Because of the random noise the mean error will never get very low, but the average fit of the breast surface can be a reasonable ‘best fit’.

Task 5: Fine breast model fitted to sparse, noisy data

Open the DTP-ModelBuilding-Task5 workflow and execute it. This example uses only 10% of the data points from the previous tasks and adds +/- 3mm error to each point.

Try fitting as before. The effect of sparse data with random noise makes it even harder to obtain a close fit. Using the successful regime from Task 1 gives a result that is quite wavy after the final less-stiff fitting. Curvature penalties would greatly assist such models.

Task 6: Bilinear model fitted to point cloud

Open the DTP-ModelBuilding-Task6 workflow and execute it. This example has a bilinear mesh and needs no alignment with the data point cloud.

Project points and fit with all smoothing penalties set to zero. Rotate the result to see that it has developed a ‘ridge’ along one side, and the under-constrained corner elements distort unacceptably. Reset the fit, reproject and fit with the ‘edge discontinuity penalty’ set to 1. The result is much smoother. This penalty discourages solutions with differences in surface normals across edges of the mesh. Since the mesh uses bilinear interpolation, exact satisfaction of this condition cannot be met, nevertheless it minimises it as much as possible, and in particular it evens out this discontinuity since it is minimised in a ‘least squares’ sense.
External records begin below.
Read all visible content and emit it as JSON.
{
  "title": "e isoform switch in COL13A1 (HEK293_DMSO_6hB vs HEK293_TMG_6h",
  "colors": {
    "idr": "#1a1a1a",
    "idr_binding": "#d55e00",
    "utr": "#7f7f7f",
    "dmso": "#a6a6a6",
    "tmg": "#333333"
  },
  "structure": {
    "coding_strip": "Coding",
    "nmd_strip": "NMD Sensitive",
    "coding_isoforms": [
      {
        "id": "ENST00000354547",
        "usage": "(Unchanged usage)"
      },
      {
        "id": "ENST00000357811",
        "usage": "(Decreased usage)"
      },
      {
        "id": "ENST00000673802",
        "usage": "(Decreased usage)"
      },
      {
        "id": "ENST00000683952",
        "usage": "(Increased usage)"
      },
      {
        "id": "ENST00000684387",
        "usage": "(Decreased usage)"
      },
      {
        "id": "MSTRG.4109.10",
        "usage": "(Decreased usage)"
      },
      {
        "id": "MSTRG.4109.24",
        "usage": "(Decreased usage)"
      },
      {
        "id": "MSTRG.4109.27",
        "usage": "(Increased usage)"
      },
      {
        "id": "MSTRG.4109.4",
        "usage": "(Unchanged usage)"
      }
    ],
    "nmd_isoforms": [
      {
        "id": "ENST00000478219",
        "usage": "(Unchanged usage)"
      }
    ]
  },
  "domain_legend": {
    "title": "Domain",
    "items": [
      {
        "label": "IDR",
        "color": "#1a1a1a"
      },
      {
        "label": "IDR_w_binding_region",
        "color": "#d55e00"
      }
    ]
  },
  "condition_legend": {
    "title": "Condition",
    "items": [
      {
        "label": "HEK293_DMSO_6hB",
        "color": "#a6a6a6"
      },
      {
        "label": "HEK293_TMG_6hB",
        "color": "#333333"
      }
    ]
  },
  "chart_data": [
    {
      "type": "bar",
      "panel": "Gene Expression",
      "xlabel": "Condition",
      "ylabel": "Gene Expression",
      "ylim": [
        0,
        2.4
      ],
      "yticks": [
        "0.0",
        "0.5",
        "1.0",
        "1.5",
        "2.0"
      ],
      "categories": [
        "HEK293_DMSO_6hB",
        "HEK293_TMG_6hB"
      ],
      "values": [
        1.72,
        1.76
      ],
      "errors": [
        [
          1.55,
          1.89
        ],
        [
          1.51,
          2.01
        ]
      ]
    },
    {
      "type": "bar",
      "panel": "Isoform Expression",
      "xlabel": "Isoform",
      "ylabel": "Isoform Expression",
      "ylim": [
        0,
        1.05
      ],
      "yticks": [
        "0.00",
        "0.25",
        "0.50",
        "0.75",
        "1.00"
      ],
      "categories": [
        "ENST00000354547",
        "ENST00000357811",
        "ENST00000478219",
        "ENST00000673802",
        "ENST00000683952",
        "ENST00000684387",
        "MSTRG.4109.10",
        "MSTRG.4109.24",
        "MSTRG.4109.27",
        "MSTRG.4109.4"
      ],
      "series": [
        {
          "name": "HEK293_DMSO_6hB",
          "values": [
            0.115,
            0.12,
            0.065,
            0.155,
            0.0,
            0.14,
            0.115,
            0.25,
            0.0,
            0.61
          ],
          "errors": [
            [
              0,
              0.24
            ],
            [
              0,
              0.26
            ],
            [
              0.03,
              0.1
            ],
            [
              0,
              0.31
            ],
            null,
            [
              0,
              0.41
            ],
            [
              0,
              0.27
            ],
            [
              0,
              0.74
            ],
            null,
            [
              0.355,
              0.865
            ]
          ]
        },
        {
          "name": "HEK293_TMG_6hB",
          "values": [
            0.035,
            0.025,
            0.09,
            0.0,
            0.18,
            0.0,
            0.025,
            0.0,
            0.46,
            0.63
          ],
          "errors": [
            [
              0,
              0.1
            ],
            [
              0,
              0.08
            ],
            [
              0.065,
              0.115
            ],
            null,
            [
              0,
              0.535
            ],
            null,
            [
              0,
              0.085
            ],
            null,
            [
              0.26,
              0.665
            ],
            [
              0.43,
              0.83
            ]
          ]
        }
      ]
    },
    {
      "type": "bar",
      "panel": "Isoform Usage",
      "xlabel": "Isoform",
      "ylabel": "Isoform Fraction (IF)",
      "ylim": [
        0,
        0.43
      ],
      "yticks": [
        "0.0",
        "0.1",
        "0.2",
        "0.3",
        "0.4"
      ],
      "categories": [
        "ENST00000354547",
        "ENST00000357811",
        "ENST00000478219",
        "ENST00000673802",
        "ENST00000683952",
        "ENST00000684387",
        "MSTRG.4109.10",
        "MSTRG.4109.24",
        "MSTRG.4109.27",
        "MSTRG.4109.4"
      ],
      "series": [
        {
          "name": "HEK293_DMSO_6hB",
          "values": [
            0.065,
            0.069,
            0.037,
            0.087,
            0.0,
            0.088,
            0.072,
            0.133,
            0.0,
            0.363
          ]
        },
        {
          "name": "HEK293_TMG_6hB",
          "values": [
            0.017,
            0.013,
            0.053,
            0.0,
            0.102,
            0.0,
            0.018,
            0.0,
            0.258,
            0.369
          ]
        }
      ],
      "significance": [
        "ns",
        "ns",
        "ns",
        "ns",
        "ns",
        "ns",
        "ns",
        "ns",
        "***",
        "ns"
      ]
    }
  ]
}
Experiment with different (much lower, much higher) edge discontinuity penalties to see how the fit is affected. Try combining with strain penalty values.

Material Field Fitting

In addition to geometry, bioengineering models often need to include spatially varying data describing the alignment of tissue microstructures, concentrations of cell types, or other differences in material properties. In heart and skeletal muscle, fibre orientations must be described over the body to orient their anisotropic material properties. Similarly, Langer’s lines affect properties of the skin, and collagen orientations within other tissue can affect material behaviour.

Each of these properties can be described by spacially-varying fields which interpolate the property of interest over the same elements the coordinates are defined on.

This topic is not covered further in this example, but the concepts of creating and fitting such fields are similar to geometry: one must define the interpolation of the values over the mesh, and fit the field to data obtained from imaging or other techniques. The difference lies mainly in that the data is not coordinates, but orientations when fitting fibres, known concentrations at points when fitting points etc.

A similar process is often used to obtain solution fields from results. Often the solution technique produces outputs with high accuracy only at certain points in the model. With the Finite Element Method, for example, stress is of highest accuracy at the Gauss points, and fitting can be used to give a better idea of these solution field values away from Gauss points.